Cybersecurity Architect, Brazil

We are tech transformation specialists, uniting human expertise with AI to create scalable tech solutions.With over 8,000 CI&Ters around the world, we’ve built partnerships with more than 1,000 clients during our 30 years of history. Artificial Intelligence is our reality.

About the Role

We are looking for a Cybersecurity Architect to join a large-scale cloud platform transformation initiative. This role will be responsible for assessing the current security posture, identifying critical gaps, and embedding enterprise security standards into a federated platform engineering model from day one. You will work closely with platform and product teams to ensure security is built into the foundation of the new operating model while enabling self-service and team autonomy.

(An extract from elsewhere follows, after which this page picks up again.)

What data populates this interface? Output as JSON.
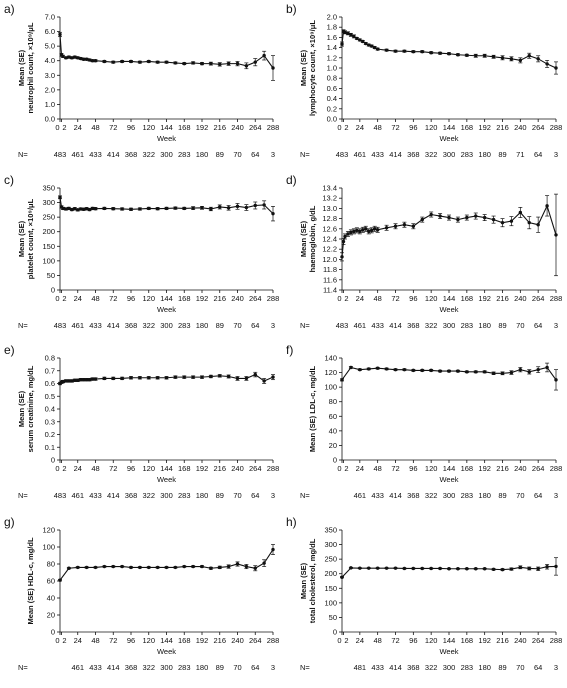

The role requires advanced or fluent English to collaborate with distributed teams across the US, Brazil, London, and India, as well as availability to travel to London for periodic on-site engagements.

Responsibilities:-

Assess the current cloud and infrastructure security posture across AWS environments, Kubernetes platforms, and supporting services

Identify critical gaps and define a prioritized roadmap for improving security maturity across identity, runtime, network, and platform layers

Define and implement enterprise security controls across IAM governance, workload/runtime posture, and DNS security

Embed security guardrails, standards, and policies into the Platform Engineering and Cloud Center of Excellence (CoE) frameworks from the beginning of the transformation

Partner with platform teams to design secure-by-default self-service infrastructure patterns, templates, and workflows

Establish identity and access governance models including account strategy, role design, least-privilege policies, and federated access

Design and implement security standards for Kubernetes and containerized workloads, including supply chain security, workload isolation, and runtime protection

Define DNS and network security practices, including private networking, segmentation, service discovery, and threat protection

Collaborate with DevSecOps teams to integrate automated security testing, policy enforcement, and compliance checks into CI/CD pipelines

Support the creation of security observability, monitoring, incident response, and threat detection capabilities across the platform

Provide security leadership and mentoring to engineering teams to promote security ownership and best practices

Support organizational change management and stakeholder alignment to ensure security adoption across teams

Continuously evolve the security framework as the platform and operating model mature

  Requirements for this challenge:

Strong years of experience in cybersecurity, cloud security, or platform security roles

Deep expertise in AWS security, including IAM, Organizations, SCPs, GuardDuty, Security Hub, CloudTrail, KMS, and networking security

Strong experience securing Kubernetes environments, particularly Amazon EKS, including workload identity, network policies, secrets management, and runtime security

Experience designing and implementing enterprise IAM governance and access control models

Hands-on experience with DevSecOps practices and integrating security into CI/CD pipelines

Strong understanding of cloud networking, DNS security, and zero-trust architectures

Experience building security guardrails and policy-as-code using tools such as Terraform, OPA, or similar technologies

Experience performing security posture assessments, threat modeling, and risk prioritization

Strong strategic thinking with the ability to balance security, developer experience, and delivery speed

Excellent communication and stakeholder management skills across technical and executive audiences

Experience working in distributed, international teams in complex and fast-changing environments

    #LI-LO1  
Our benefits:
-Health and dental insurance-Meal and food allowance-Childcare assistance-Extended paternity leave-Partnership with gyms and health and wellness professionals via Wellhub (Gympass) TotalPass;-Profit Sharing and Results Participation (PLR);-Life insurance-Continuous learning platform (CI&T University);-Discount club-Free online platform dedicated to physical, mental, and overall well-being-Pregnancy and responsible parenting course-Partnerships with online learning platforms-Language learning platformAnd many more!
More details about our benefits here: https://ciandt.com/br/pt-br/carreiras
At CI&T, inclusion starts at the first contact. If you are a person with a disability, it is important to present your assessment during the selection process. See which data needs to be included in the report by clicking here.This way, we can ensure the support and accommodations that you deserve. If you do not yet have the assessment, don't worry: we can support you in obtaining it.
We have a dedicated Health and Well-being team, inclusion specialists, and affinity groups who will be with you at every stage. Count on us to make this journey side by side.